Silverstone won’t exactly be a guinea pig for the UK’s wider unlocking plan – the race takes place the day before Britain is due to lift all COVID-19 restrictions entirely – but it will allow up to 140,000 to watch the grand prix in person, provided they’ve had two COVID vaccinations or can provide proof of a negative COVID test as a condition of entry.
For those who’ve been longing but unable to see F1 cars in action up close since the onset of the pandemic, this move is long overdue. But for home hero Lewis Hamilton, so often the voice of reason in these strange times, the move seems like F1 fans being put at risk while COVID cases are rising and creating a so-called ‘third wave’ in the UK.
“It feels a bit premature to me,” said Hamilton, who contracted coronavirus towards the end of last year. “I hope we learn something from it, and I hope people stay safe, keep their masks on. That’s what I’d encourage everyone – continue to wash hands, continue to wear masks, particularly in those big crowds.”
Speaking of guinea pigs, those who attend on Friday and Saturday will experience a true first for Formula 1, as the new ‘Sprint Qualifying’ format is trialled. Friday’s second free practice session will be replaced by the traditional Saturday afternoon qualifying format, setting the grid for a 30-minute race the results of which will set the grid for Sunday’s main event.

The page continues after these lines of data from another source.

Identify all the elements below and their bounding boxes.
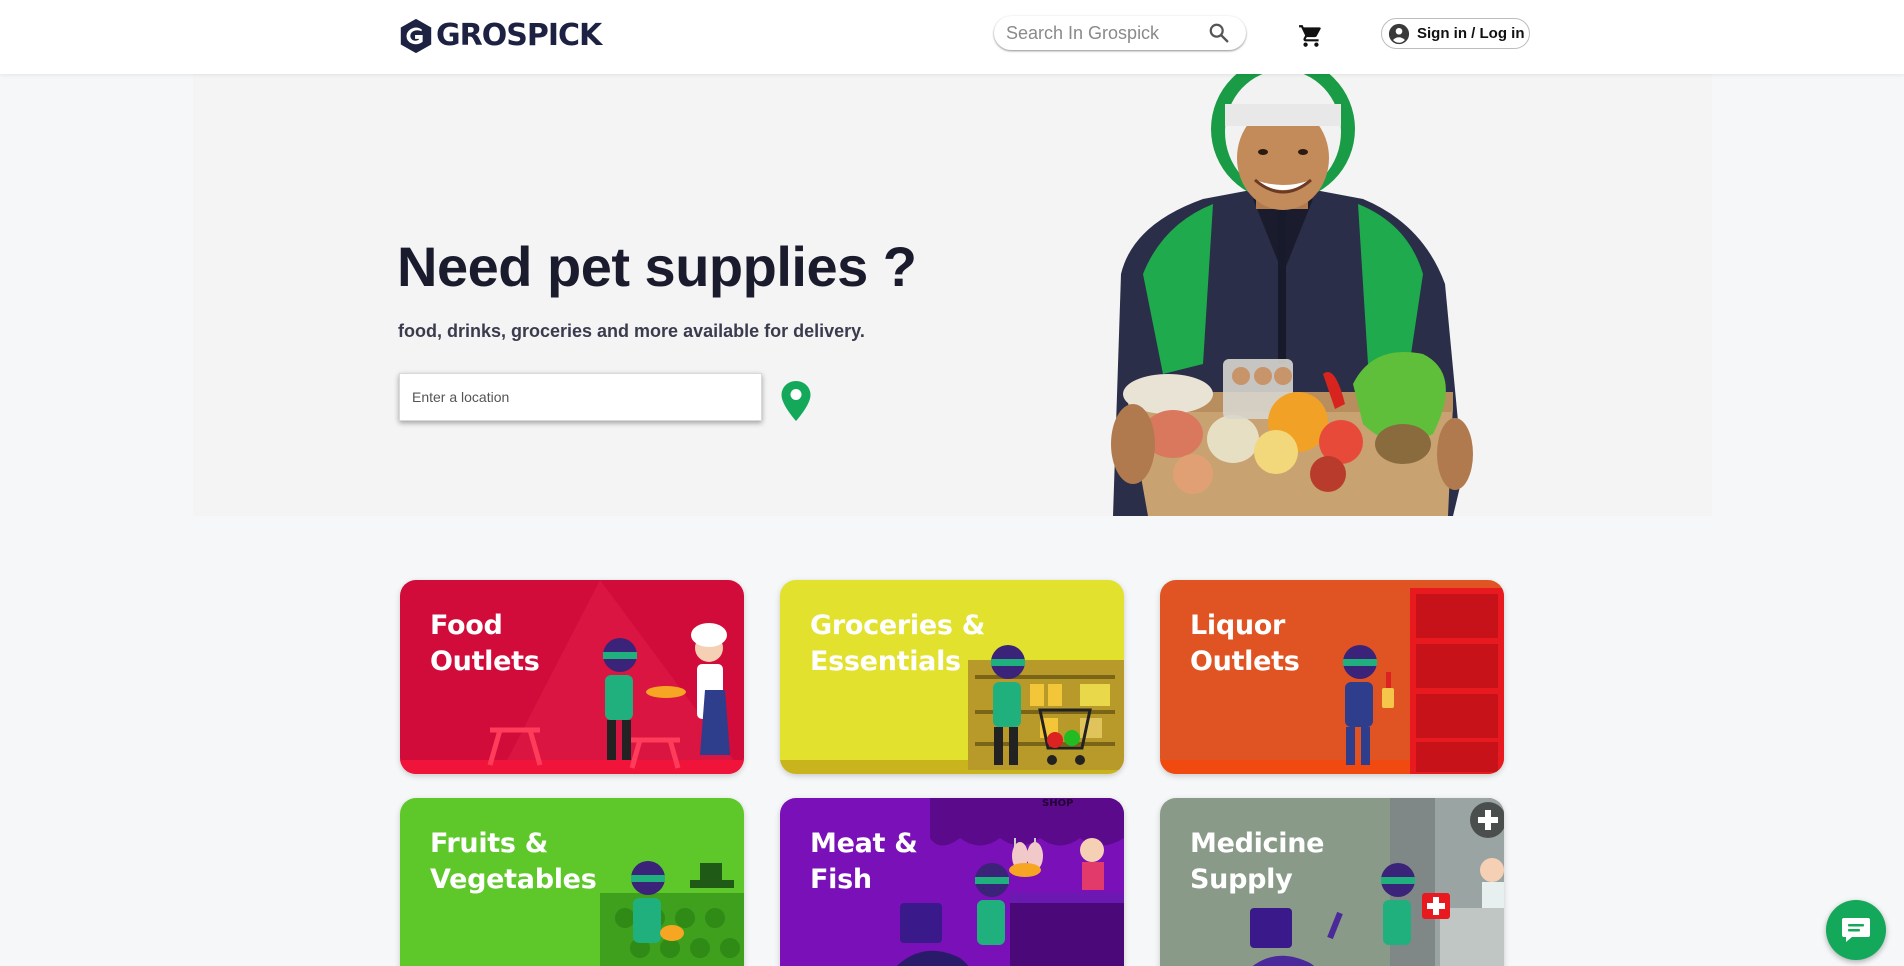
category-card-fruits-vegetables[interactable]: Fruits & Vegetables — [400, 798, 744, 966]
search-box[interactable] — [994, 16, 1246, 50]
location-input[interactable] — [412, 389, 742, 405]
chat-button[interactable] — [1826, 900, 1886, 960]
category-label: Liquor Outlets — [1190, 610, 1300, 677]
logo-g-icon — [400, 18, 432, 54]
category-label: Groceries & Essentials — [810, 610, 985, 677]
svg-text:SHOP: SHOP — [1042, 798, 1073, 809]
location-pin-icon[interactable] — [780, 380, 812, 422]
user-icon — [1388, 23, 1410, 44]
chat-icon — [1842, 918, 1870, 942]
sign-in-button[interactable]: Sign in / Log in — [1381, 18, 1530, 49]
search-icon[interactable] — [1208, 22, 1230, 44]
category-card-meat-fish[interactable]: SHOP Meat & Fish — [780, 798, 1124, 966]
location-box[interactable] — [399, 373, 762, 421]
hero-subtitle: food, drinks, groceries and more availab… — [398, 321, 865, 341]
header: GROSPICK Sign in / Log in — [0, 0, 1904, 74]
category-label: Food Outlets — [430, 610, 540, 677]
category-label: Fruits & Vegetables — [430, 828, 597, 895]
category-label: Meat & Fish — [810, 828, 918, 895]
sign-in-label: Sign in / Log in — [1417, 25, 1525, 42]
logo[interactable]: GROSPICK — [397, 16, 602, 56]
category-card-groceries-essentials[interactable]: Groceries & Essentials — [780, 580, 1124, 774]
delivery-courier-illustration — [1111, 74, 1473, 516]
category-label: Medicine Supply — [1190, 828, 1325, 895]
category-card-medicine-supply[interactable]: Medicine Supply — [1160, 798, 1504, 966]
logo-text: GROSPICK — [436, 18, 602, 53]
hero-title: Need pet supplies ? — [397, 235, 917, 298]
category-card-food-outlets[interactable]: Food Outlets — [400, 580, 744, 774]
cart-icon[interactable] — [1298, 23, 1324, 49]
search-input[interactable] — [1006, 22, 1206, 44]
category-card-liquor-outlets[interactable]: Liquor Outlets — [1160, 580, 1504, 774]
hero-banner: Need pet supplies ? food, drinks, grocer… — [193, 74, 1712, 516]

Exciting way to shake-up a moribund format, or needless tinkering that will make grids more predictable? You decide. But it’s not going away – this will be the first of several such pilots through the rest of this season.
Regardless, Silverstone boss Stuart Pringle (page 60) is delighted to be back in business and enjoying the healthier working relationship the British GP now has with Formula One Management.
To help you get ready for this summer’s premier F1 event, we’ve dedicated the bulk of this issue to celebrating Formula 1’s original grand prix. We have a special feature on world champion Hamilton (page 36), an exclusive interview with McLaren star Lando Norris (page 42) and analysis of the brilliant work George Russell has done to help turn the struggling Williams team around (see page 50).
We also chat to Callum Ilott (page 56), who could become the first Brit to race an Alfa Romeo in Formula 1 since Reg Parnell at the inaugural 1950 race at Silverstone. Whatever happens this weekend, it will mark another significant milestone as F1 enters its eighth decade.